Cellou Dalein Diallo, la stratégie du faible !

Avec acharnement, Cellou Dalein Diallo vitupère une fois encore dans les médias français contre le pouvoir. Il poursuit ainsi sa stratégie de toujours, permettant de découvrir un peu plus sa vraie nature, celle d’un opposant politique sectaire, minoritaire et suicidaire qui, ayant fait le constat qu’il n’a plus rien à perdre, préfère sacrifier ses troupes plutôt que d’avouer ses propres faiblesses.

L’impossibilité pour lui de ne pas remporter les élections présidentielles n’est pas envisageable…Il dévoile dans cet article sa véritable nature en réalité. Il est un homme politique aux abois qui cherche à exister. Il tente de se donner une image, un poids et un rôle qu’il n’aura plus en Guinée…encore eusse-t-il fallut qu’il en ait eu un dans le passé !

Si le prétendant au pouvoir était aussi sûr du poids politique et du soutien auprès de la population guinéenne qu’il prétend avoir, il préparerait une campagne sereine, présentant son programme et irait confiant à l’élection. En fait, il a fait le constat inverse. Très loin d’être majoritaire en Guinée et, depuis quelque temps, même contesté dans son propre parti ou beaucoup déplorent sa stratégie de confrontation directe face au pouvoir et d’affrontement face aux forces de l’ordre durant les manifestations, il profite des consignes d’apaisement très strictes données à ces dernières pour provoquer les tensions.

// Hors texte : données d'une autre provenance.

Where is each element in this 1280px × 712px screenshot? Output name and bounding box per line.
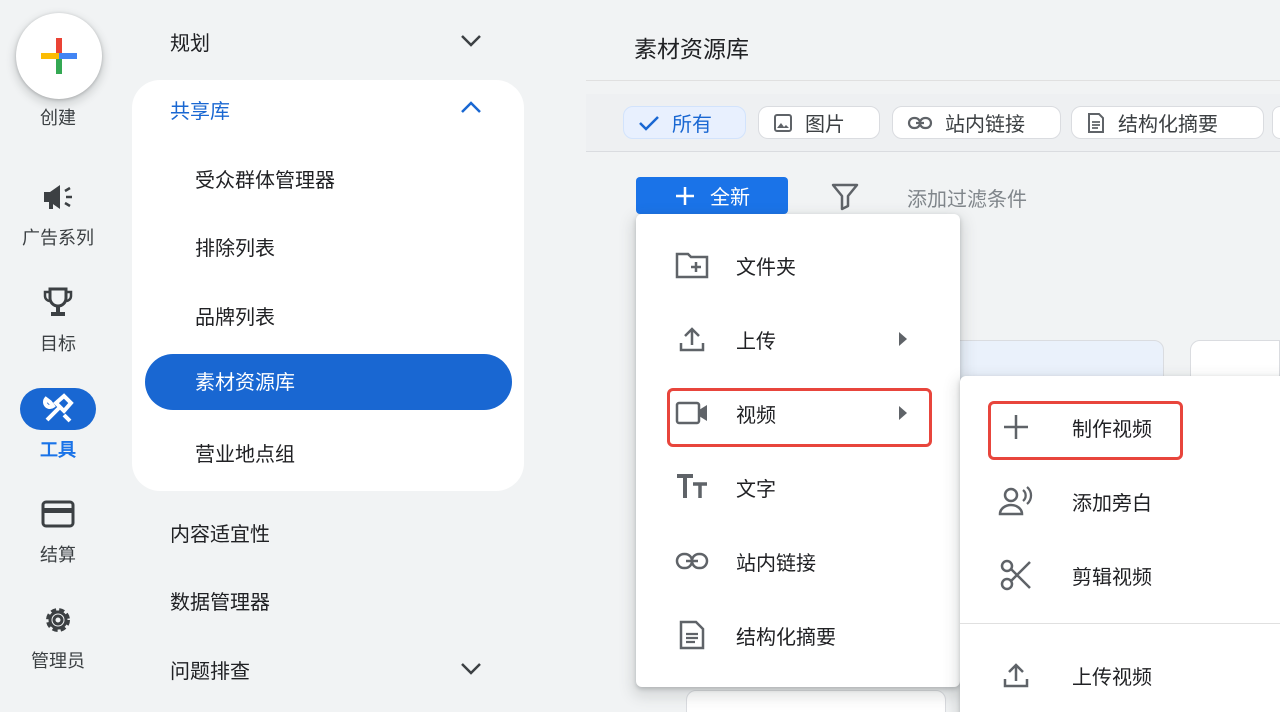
credit-card-icon[interactable] bbox=[0, 500, 116, 528]
add-filter[interactable]: 添加过滤条件 bbox=[907, 183, 1027, 212]
menu-item-folder[interactable]: 文件夹 bbox=[636, 228, 960, 302]
plus-icon bbox=[676, 186, 694, 205]
chip-structured-snippets[interactable]: 结构化摘要 bbox=[1071, 106, 1264, 139]
rail-item-campaigns[interactable]: 广告系列 bbox=[0, 224, 116, 250]
submenu-item-label: 剪辑视频 bbox=[1072, 564, 1152, 589]
chip-label: 图片 bbox=[805, 112, 845, 136]
menu-item-sitelink[interactable]: 站内链接 bbox=[636, 524, 960, 598]
header-divider bbox=[586, 80, 1280, 81]
menu-item-label: 结构化摘要 bbox=[736, 624, 836, 649]
chevron-up-icon[interactable] bbox=[459, 99, 483, 115]
nav-exclusion-lists[interactable]: 排除列表 bbox=[195, 232, 275, 261]
trophy-icon[interactable] bbox=[0, 286, 116, 320]
check-icon bbox=[639, 115, 659, 131]
caret-right-icon bbox=[899, 332, 907, 346]
menu-item-structured-snippet[interactable]: 结构化摘要 bbox=[636, 598, 960, 672]
menu-item-text[interactable]: 文字 bbox=[636, 450, 960, 524]
scissors-icon bbox=[1000, 559, 1031, 591]
menu-item-label: 站内链接 bbox=[736, 550, 816, 575]
nav-content-suitability[interactable]: 内容适宜性 bbox=[170, 518, 270, 547]
shared-library-group bbox=[132, 80, 524, 491]
rail-item-billing[interactable]: 结算 bbox=[0, 541, 116, 567]
tools-icon[interactable] bbox=[20, 388, 96, 430]
new-button[interactable]: 全新 bbox=[636, 177, 788, 214]
menu-item-label: 文字 bbox=[736, 476, 776, 501]
submenu-item-label: 添加旁白 bbox=[1072, 490, 1152, 515]
link-icon bbox=[907, 116, 933, 129]
chevron-down-icon[interactable] bbox=[459, 660, 483, 676]
document-icon bbox=[1088, 112, 1104, 133]
create-label: 创建 bbox=[40, 108, 76, 129]
image-icon bbox=[774, 113, 792, 132]
filter-icon[interactable] bbox=[830, 181, 860, 211]
new-folder-icon bbox=[675, 252, 709, 279]
nav-shared-library[interactable]: 共享库 bbox=[170, 95, 230, 124]
submenu-divider bbox=[960, 623, 1280, 624]
chevron-down-icon[interactable] bbox=[459, 32, 483, 48]
highlight-box bbox=[988, 401, 1183, 460]
menu-item-upload[interactable]: 上传 bbox=[636, 302, 960, 376]
document-icon bbox=[679, 620, 705, 650]
new-menu: 文件夹 上传 视频 文字 站内链接 结构化摘要 bbox=[636, 214, 960, 687]
chip-overflow[interactable] bbox=[1272, 106, 1280, 139]
rail-item-admin[interactable]: 管理员 bbox=[0, 647, 116, 673]
gear-icon[interactable] bbox=[0, 603, 116, 637]
chip-sitelinks[interactable]: 站内链接 bbox=[892, 106, 1061, 139]
nav-troubleshooting[interactable]: 问题排查 bbox=[170, 655, 250, 684]
text-size-icon bbox=[677, 474, 707, 498]
submenu-item-trim-video[interactable]: 剪辑视频 bbox=[960, 538, 1280, 612]
rail-item-tools[interactable]: 工具 bbox=[0, 436, 116, 462]
submenu-item-upload-video[interactable]: 上传视频 bbox=[960, 638, 1280, 712]
chip-label: 结构化摘要 bbox=[1118, 112, 1218, 136]
chip-images[interactable]: 图片 bbox=[758, 106, 880, 139]
chip-label: 站内链接 bbox=[945, 112, 1025, 136]
submenu-item-add-voiceover[interactable]: 添加旁白 bbox=[960, 464, 1280, 538]
rail-item-goals[interactable]: 目标 bbox=[0, 330, 116, 356]
submenu-item-label: 上传视频 bbox=[1072, 664, 1152, 689]
nav-audience-manager[interactable]: 受众群体管理器 bbox=[195, 164, 335, 193]
menu-item-label: 上传 bbox=[736, 328, 776, 353]
new-button-label: 全新 bbox=[710, 185, 750, 209]
megaphone-icon[interactable] bbox=[0, 182, 116, 212]
nav-data-manager[interactable]: 数据管理器 bbox=[170, 586, 270, 615]
nav-asset-library[interactable]: 素材资源库 bbox=[145, 354, 512, 410]
nav-brand-lists[interactable]: 品牌列表 bbox=[195, 301, 275, 330]
asset-card[interactable] bbox=[686, 690, 946, 712]
upload-icon bbox=[679, 327, 705, 352]
voice-over-icon bbox=[998, 486, 1033, 516]
highlight-box bbox=[667, 388, 932, 447]
link-icon bbox=[675, 552, 709, 570]
nav-planning[interactable]: 规划 bbox=[170, 27, 210, 56]
nav-location-groups[interactable]: 营业地点组 bbox=[195, 438, 295, 467]
chip-label: 所有 bbox=[672, 112, 712, 136]
chip-all[interactable]: 所有 bbox=[623, 106, 746, 139]
page-title: 素材资源库 bbox=[634, 37, 749, 63]
plus-color-icon bbox=[41, 38, 77, 74]
menu-item-label: 文件夹 bbox=[736, 254, 796, 279]
upload-icon bbox=[1003, 663, 1029, 688]
create-button[interactable] bbox=[16, 13, 102, 99]
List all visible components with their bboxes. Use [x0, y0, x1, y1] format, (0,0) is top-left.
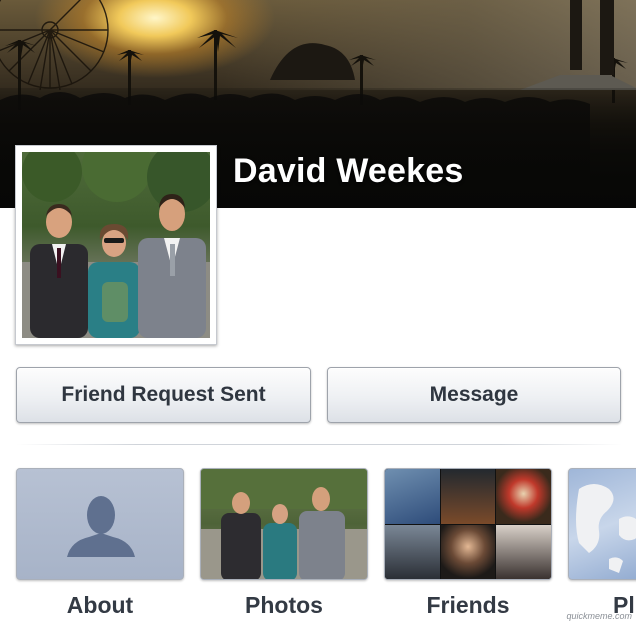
places-tile[interactable] [568, 468, 636, 580]
message-button[interactable]: Message [327, 367, 621, 423]
profile-picture[interactable] [15, 145, 217, 345]
friend-request-sent-label: Friend Request Sent [61, 383, 266, 406]
watermark: quickmeme.com [566, 611, 632, 621]
person-silhouette-icon [67, 496, 135, 557]
friend-thumb [385, 524, 440, 579]
friend-thumb [385, 469, 440, 524]
about-label[interactable]: About [16, 592, 184, 620]
message-label: Message [429, 383, 519, 406]
friends-label[interactable]: Friends [384, 592, 552, 620]
friend-thumb [496, 469, 551, 524]
stage-structures [270, 0, 636, 90]
friend-thumb [496, 524, 551, 579]
profile-photo-image [22, 152, 210, 338]
photos-thumbnail [201, 469, 367, 579]
photos-label[interactable]: Photos [200, 592, 368, 620]
map-thumbnail [576, 484, 636, 573]
friend-request-sent-button[interactable]: Friend Request Sent [16, 367, 311, 423]
friend-thumb [440, 469, 496, 524]
profile-photo-people [22, 152, 210, 338]
friend-thumb [440, 524, 496, 579]
profile-name[interactable]: David Weekes [233, 152, 463, 191]
friends-tile[interactable] [384, 468, 552, 580]
photos-tile[interactable] [200, 468, 368, 580]
section-divider [16, 444, 622, 445]
friends-collage [385, 469, 551, 579]
about-tile[interactable] [16, 468, 184, 580]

Ainsi, il faut voir le rapprochement de l’UFDG, son propre parti, avec le FNDC comme une manœuvre grossière qui lui permet de masquer la faiblesse de ses soutiens en affichant des effectifs qui en fait ne sont pas les siens. Par ailleurs, son propre parti est bâti sur une approche communautaire exclusive qui, couplée à sa stratégie de confrontation et de provocation, porte les germes d’affrontements potentiels aux conséquences extrêmement dangereuses. Il en porte la responsabilité face aux Guinéens qui ne sont pas dupes.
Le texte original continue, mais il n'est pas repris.